With the nonfarm payroll numbers coming out on Friday, the EUR/USD pair did in fact go back and forth quite a bit like one would expect. Initially, the market had sold off a bed during the early hours, but as you can see found enough support at the 1.3550 level to turn back around and bounce significantly. In the end, we had a candle that looks a bit like a hammer, and it probably suggests that the market is in fact going to continue going higher. The real question at this point in time now becomes whether or not we can continue going higher for much longer, or are we going to be stuck in a 200 point consolidation range?
Looking above, I can see that the 1.37 has in fact been resistive, and it wouldn’t surprise me if it was again. Above there, we have significant resistance at 1.38 as well, so it appears that any move higher is probably going to struggle a bit.

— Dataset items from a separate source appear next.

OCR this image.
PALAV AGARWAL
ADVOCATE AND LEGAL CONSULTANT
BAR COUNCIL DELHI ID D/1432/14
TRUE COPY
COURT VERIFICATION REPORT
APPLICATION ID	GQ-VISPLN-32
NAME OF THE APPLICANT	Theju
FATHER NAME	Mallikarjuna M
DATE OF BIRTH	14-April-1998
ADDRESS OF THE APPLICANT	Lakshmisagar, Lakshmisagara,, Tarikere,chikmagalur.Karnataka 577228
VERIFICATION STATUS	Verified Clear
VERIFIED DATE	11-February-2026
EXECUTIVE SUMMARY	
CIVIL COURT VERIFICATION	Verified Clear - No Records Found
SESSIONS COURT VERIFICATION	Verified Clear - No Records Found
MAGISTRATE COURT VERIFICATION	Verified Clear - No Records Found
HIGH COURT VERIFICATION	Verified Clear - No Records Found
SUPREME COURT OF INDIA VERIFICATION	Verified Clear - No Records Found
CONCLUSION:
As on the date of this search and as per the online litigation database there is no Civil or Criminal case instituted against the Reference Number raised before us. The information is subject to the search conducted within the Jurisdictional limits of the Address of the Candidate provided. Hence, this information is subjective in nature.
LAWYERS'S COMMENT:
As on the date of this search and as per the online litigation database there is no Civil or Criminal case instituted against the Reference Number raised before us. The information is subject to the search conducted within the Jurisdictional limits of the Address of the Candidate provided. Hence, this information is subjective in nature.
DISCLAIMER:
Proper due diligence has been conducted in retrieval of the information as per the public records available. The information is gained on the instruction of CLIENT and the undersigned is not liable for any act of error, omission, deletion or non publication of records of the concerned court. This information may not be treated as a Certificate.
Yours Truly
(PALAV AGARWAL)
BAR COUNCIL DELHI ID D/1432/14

Even if you got the move higher and were long of this market, you would have to expect a lot of volatility and choppiness in order to hang onto the trade for any type of significant profit.
Momentum will be needed
I believe that in order to go much higher, momentum will be needed in this market. Simply put, there’s far too much noise above to be overly confident about going long, although I do think that ultimately we do go to the upside of it. However, there are enough issues in Europe and America right now to keep this market somewhat stagnant. With that, I honestly haven’t been trading this pair too much, simply because it’s not worth the headaches that it can cause these days.
All things being equal, I suppose I would prefer to be long of this pair, but in the end I think that you wish to play the Euro, you might want to do it against the Yen, as that pair is a much cleaner play.